Among the twelve apostles were at least two groups of brothers: Peter and Andrew, and James and John, but it’s possible there was a third pair. Remember, Matthew is also called Levi:
And as he passed by, he saw Levi the son of Alphaeus sitting at the tax booth, and he said to him, “Follow me.” And he rose and followed him (Mark 2:14).
He is identified as “the son of Alphaeus.” Likewise, in Mark 3:18, James is also called “the son of Alphaeus.” While it’s possible there were two apostles whose fathers were named Alphaeus, is it also possible these two were also brothers? But, if so, why aren’t they identified as such? Do you remember the list of apostles is divided into three groups of four? The first four are always the same in each of the lists: Peter, Andrew, James, and John. The second four are always the same: Philip, Bartholomew, Thomas, and Matthew, and the last four are always the same: James, Simon the Zealot, Thaddaeus, and Judas. Within those groups of four, the order of names varies, but they are always the same four. What ties them together in their groupings?

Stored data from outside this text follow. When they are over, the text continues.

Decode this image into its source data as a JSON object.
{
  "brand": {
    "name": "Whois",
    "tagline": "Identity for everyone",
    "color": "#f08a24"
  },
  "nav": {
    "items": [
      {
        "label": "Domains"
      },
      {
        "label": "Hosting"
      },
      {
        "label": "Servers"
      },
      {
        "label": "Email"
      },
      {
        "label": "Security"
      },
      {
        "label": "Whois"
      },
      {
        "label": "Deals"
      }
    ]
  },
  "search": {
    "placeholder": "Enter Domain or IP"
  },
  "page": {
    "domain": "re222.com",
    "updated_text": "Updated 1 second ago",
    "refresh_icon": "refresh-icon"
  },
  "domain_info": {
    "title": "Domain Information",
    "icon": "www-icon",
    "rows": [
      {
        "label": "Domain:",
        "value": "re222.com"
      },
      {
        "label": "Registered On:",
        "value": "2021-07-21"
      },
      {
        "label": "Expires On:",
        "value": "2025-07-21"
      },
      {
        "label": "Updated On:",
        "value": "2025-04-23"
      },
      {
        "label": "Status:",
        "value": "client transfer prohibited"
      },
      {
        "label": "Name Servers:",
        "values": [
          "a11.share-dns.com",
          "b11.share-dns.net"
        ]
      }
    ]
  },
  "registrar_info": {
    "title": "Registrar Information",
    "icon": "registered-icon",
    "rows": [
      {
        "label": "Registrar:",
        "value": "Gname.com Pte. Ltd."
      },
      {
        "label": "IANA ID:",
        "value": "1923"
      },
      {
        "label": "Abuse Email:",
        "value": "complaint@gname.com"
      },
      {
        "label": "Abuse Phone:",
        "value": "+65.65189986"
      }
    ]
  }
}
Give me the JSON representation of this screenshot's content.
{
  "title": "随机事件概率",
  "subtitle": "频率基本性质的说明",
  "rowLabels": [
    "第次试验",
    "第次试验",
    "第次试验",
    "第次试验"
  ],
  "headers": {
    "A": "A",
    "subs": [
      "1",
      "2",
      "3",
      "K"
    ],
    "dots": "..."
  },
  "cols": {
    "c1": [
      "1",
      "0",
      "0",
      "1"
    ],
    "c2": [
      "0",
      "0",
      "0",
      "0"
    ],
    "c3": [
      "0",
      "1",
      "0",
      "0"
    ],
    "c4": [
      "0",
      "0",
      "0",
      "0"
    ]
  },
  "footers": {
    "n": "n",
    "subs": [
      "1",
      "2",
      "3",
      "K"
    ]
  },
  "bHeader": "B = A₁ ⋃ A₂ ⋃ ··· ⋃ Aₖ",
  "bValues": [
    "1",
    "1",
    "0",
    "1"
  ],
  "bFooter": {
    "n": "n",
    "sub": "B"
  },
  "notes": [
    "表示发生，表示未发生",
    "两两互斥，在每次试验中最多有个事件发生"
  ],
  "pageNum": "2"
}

It has been said that the last four were revolutionaries. We know for a fact that Simon was a Zealot – a Jewish revolutionary, and many believe Judas was too (depending on the meaning of “Iscariot). It’s not a big step to believe James and Thaddaeus were as well. If that is so, then it would explain why Matthew and James, the sons of Alphaeus, were separated. One was a revolutionary, and the other was a tax collector – a traitor. They were a family divided, but the love of Christ, and his calling, brought them together again. Perhaps I’m becoming too speculative, but it is a precious thought.
Sadly, the rest of the story of James, the son of Alphaeus, is lost in the shadows of James, the famous brother of Jesus, and James, the brother of John, who was the first apostle to die. His story became confused with these more famous disciples and is lost. It is possible he was crucified at Ostrakine in Lower Egypt, but the details are not certain.